Here I’d like to say two things.

First, without deep listening and a certain level of melomaniac literacy, this all turns into a factory that churns out disposable AI slop. If you can’t hear the difference between atmospheric black and DSBM, if you don’t understand when your compressor has turned the mix into a cement block, if you can’t feel the dramaturgy of a track, then the neural net will only amplify your deafness.

Second, AI music-making for me is an experiment and a form of study, not a profession, and I have no desire to claim the identity of «musician.» I’m interested in the process and pleased with the result; as Egor Letov wrote: «…if what you’ve created doesn’t make you yourself go mad and rave with delight, then it’s all just vain, transient bullshit.» It’s both a virtual laboratory — where in one evening you can do what would take a live band months — and, at the same time, an unusually efficient practice of self-reflection and self-therapy. A deeply individual practice, too, because in the end «death is a lonely business.»

There’s a popular scenario: in a couple of years generative models will become so efficient that anyone will be able to assemble a perfectly produced album in ten minutes — the fantasy of an endless Spotify where everything is tailored to you.

If that happens, my current releases will look like archaeology. That’s fine, because I’m not erecting a monument to myself; I’m keeping a diary. It’s a record of how a person with no musical education but with clinical melomania tried to negotiate with machines about his ideal album — and to find out what remains once «the musician disappears.»

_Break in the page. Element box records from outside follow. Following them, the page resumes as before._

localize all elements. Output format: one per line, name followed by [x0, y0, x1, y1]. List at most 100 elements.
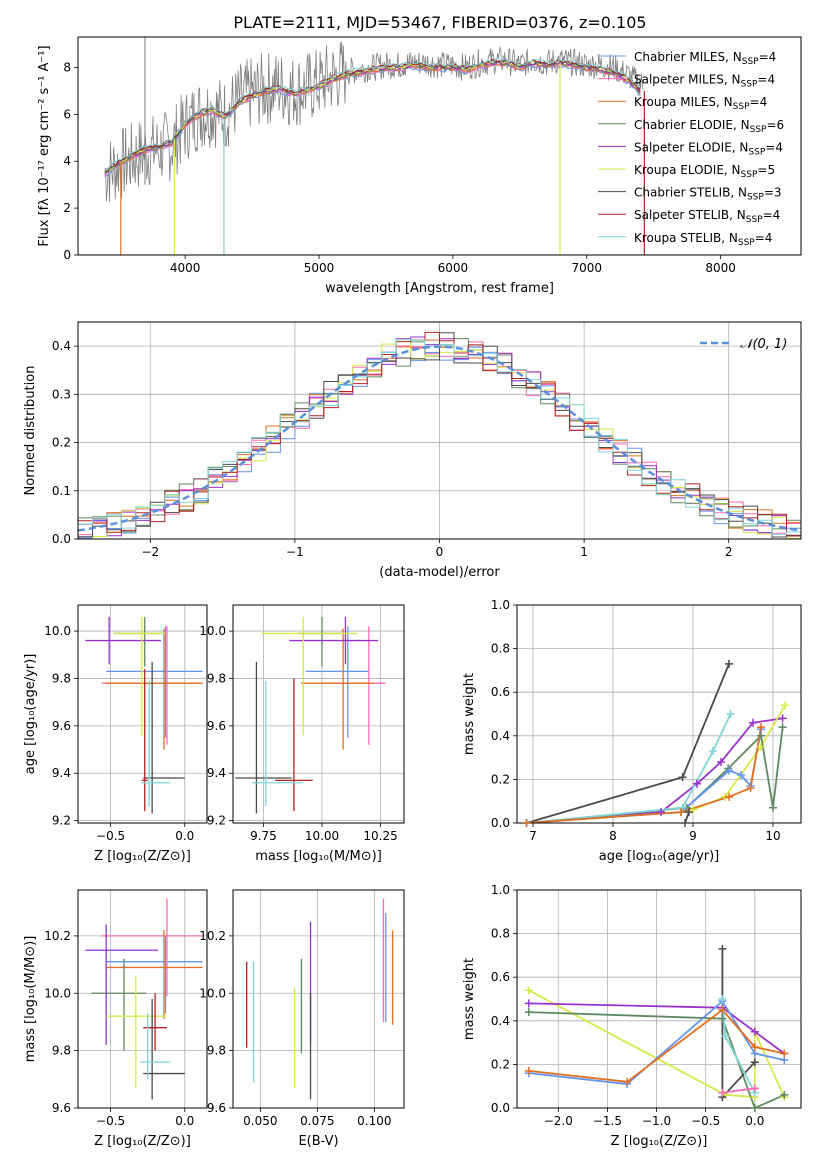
axes-weight-vs-Z: −2.0 −1.5 −1.0 −0.5 0.0 0.0 0.2 0.4 0.6 0.8 1.0 Z [… [462, 883, 802, 1149]
weight-marker [524, 1066, 533, 1075]
normal-curve [78, 345, 801, 532]
legend-label-suffix: =6 [766, 118, 784, 132]
model-line-8 [104, 57, 641, 171]
axes-frame [77, 321, 802, 540]
tick-label-y: 10.2 [44, 929, 71, 943]
y-axis-label: Flux [fλ 10⁻¹⁷ erg cm⁻² s⁻¹ A⁻¹] [37, 45, 52, 246]
legend-label: Chabrier STELIB, NSSP=3 [634, 186, 782, 203]
x-axis-label: mass [log₁₀(M/M⊙)] [255, 849, 382, 864]
weight-marker [693, 779, 701, 788]
tick-label-x: −0.5 [96, 1114, 125, 1128]
x-axis-label: Z [log₁₀(Z/Z⊙)] [94, 1134, 191, 1149]
weight-line [526, 717, 783, 823]
tick-label-y: 9.4 [52, 766, 71, 780]
weight-marker [524, 1008, 533, 1017]
tick-label-x: 7000 [572, 261, 603, 275]
y-axis-label: mass weight [462, 958, 477, 1040]
legend-label: Salpeter ELODIE, NSSP=4 [634, 140, 783, 157]
tick-label-x: 10 [765, 829, 780, 843]
tick-label-y: 9.2 [52, 814, 71, 828]
weight-line [526, 726, 762, 823]
weight-marker [657, 808, 665, 817]
axes-age-vs-Z: −0.5 0.0 9.2 9.4 9.6 9.8 10.0 Z [log₁₀(Z/Z⊙)] ag… [23, 604, 208, 864]
tick-label-x: 7 [529, 829, 537, 843]
y-axis-label: Normed distribution [23, 366, 38, 496]
tick-label-y: 0.2 [52, 436, 71, 450]
legend-label-sub: SSP [738, 238, 755, 248]
legend-label-sub: SSP [741, 170, 758, 180]
tick-label-y: 0.8 [491, 927, 510, 941]
legend-label: Salpeter MILES, NSSP=4 [634, 73, 775, 90]
legend-label-name: Salpeter STELIB, N [634, 208, 746, 222]
tick-label-y: 0.3 [52, 387, 71, 401]
tick-label-x: 9 [689, 829, 697, 843]
weight-line [526, 704, 786, 823]
tick-label-x: −0.5 [96, 829, 125, 843]
tick-label-x: 10.00 [305, 829, 339, 843]
tick-label-y: 4 [63, 154, 71, 168]
legend-label-name: Kroupa MILES, N [634, 95, 733, 109]
x-axis-label: E(B-V) [298, 1134, 338, 1149]
weight-marker [757, 723, 765, 732]
tick-label-y: 10.0 [199, 624, 226, 638]
legend-label: Kroupa MILES, NSSP=4 [634, 95, 767, 112]
tick-label-x: 0.0 [175, 829, 194, 843]
normal-legend-label: 𝒩(0, 1) [740, 337, 787, 352]
legend-label-suffix: =4 [757, 73, 775, 87]
tick-label-x: 8 [609, 829, 617, 843]
tick-label-x: 4000 [170, 261, 201, 275]
weight-marker [524, 986, 533, 995]
weight-marker [522, 819, 531, 827]
plot-layer: 4000 5000 6000 7000 8000 0 2 4 6 8 wavelength [Ang… [23, 36, 802, 1149]
legend-label-suffix: =4 [765, 140, 783, 154]
weight-marker [749, 718, 757, 727]
weight-marker [750, 1104, 759, 1112]
weight-line [526, 729, 762, 823]
plot-area-age-vs-mass [235, 616, 386, 814]
legend-label-suffix: =5 [757, 163, 775, 177]
legend-label-sub: SSP [742, 57, 759, 67]
tick-label-x: −2 [141, 545, 159, 559]
legend-label-name: Salpeter MILES, N [634, 73, 741, 87]
tick-label-x: −2.0 [544, 1114, 573, 1128]
tick-label-y: 9.8 [52, 671, 71, 685]
tick-label-y: 9.6 [52, 1101, 71, 1115]
tick-label-y: 0.6 [491, 970, 510, 984]
residual-histogram-8 [78, 339, 801, 535]
tick-label-y: 9.8 [52, 1044, 71, 1058]
axes-age-vs-mass: 9.75 10.00 10.25 9.2 9.4 9.6 9.8 10.0 mass [log₁… [199, 604, 405, 864]
plot-area-spectrum [104, 37, 645, 255]
plot-area-residuals [78, 331, 801, 539]
weight-marker [721, 1032, 730, 1041]
tick-label-x: 2 [725, 545, 733, 559]
legend-label: Kroupa STELIB, NSSP=4 [634, 231, 772, 248]
tick-label-y: 9.8 [207, 671, 226, 685]
axes-weight-vs-age: 7 8 9 10 0.0 0.2 0.4 0.6 0.8 1.0 age [log₁₀(age/yr… [462, 598, 802, 864]
legend-label: Chabrier ELODIE, NSSP=6 [634, 118, 784, 135]
tick-label-y: 9.6 [52, 719, 71, 733]
tick-label-x: 0.075 [300, 1114, 334, 1128]
weight-marker [678, 773, 687, 782]
legend-label-suffix: =4 [750, 95, 768, 109]
tick-label-y: 8 [63, 60, 71, 74]
axes-frame [232, 889, 405, 1109]
weight-marker [725, 766, 733, 775]
tick-label-x: 0.0 [745, 1114, 764, 1128]
weight-marker [725, 792, 733, 801]
tick-label-y: 0.0 [491, 1101, 510, 1115]
weight-line [721, 948, 756, 1100]
legend-label-name: Kroupa STELIB, N [634, 231, 738, 245]
weight-marker [746, 784, 755, 793]
weight-marker [718, 1088, 727, 1097]
weight-line [526, 663, 730, 823]
legend-label-sub: SSP [747, 193, 764, 203]
tick-label-x: −0.5 [691, 1114, 720, 1128]
weight-marker [681, 819, 689, 827]
legend-label: Chabrier MILES, NSSP=4 [634, 50, 776, 67]
axes-spectrum: 4000 5000 6000 7000 8000 0 2 4 6 8 wavelength [Ang… [37, 36, 802, 296]
tick-label-y: 10.0 [44, 624, 71, 638]
legend-label-name: Chabrier ELODIE, N [634, 118, 750, 132]
weight-marker [781, 701, 789, 710]
plot-area-mass-vs-Z [85, 898, 203, 1100]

The questions will stay the same: why do I need music at all; what exactly do I hear in the things I like; who am I talking to when I write the text of an «Akathist» or turn a «cruel romance» into black metal; and so on. In this story, neural networks are simply a very strong magnifying glass, one that enlarges both my strengths and my weaknesses, finds moves I would never have thought of on my own given my musical ineptitude, and lets me experiment a lot, fail loudly, and learn from the wreckage — which is always good for the soul.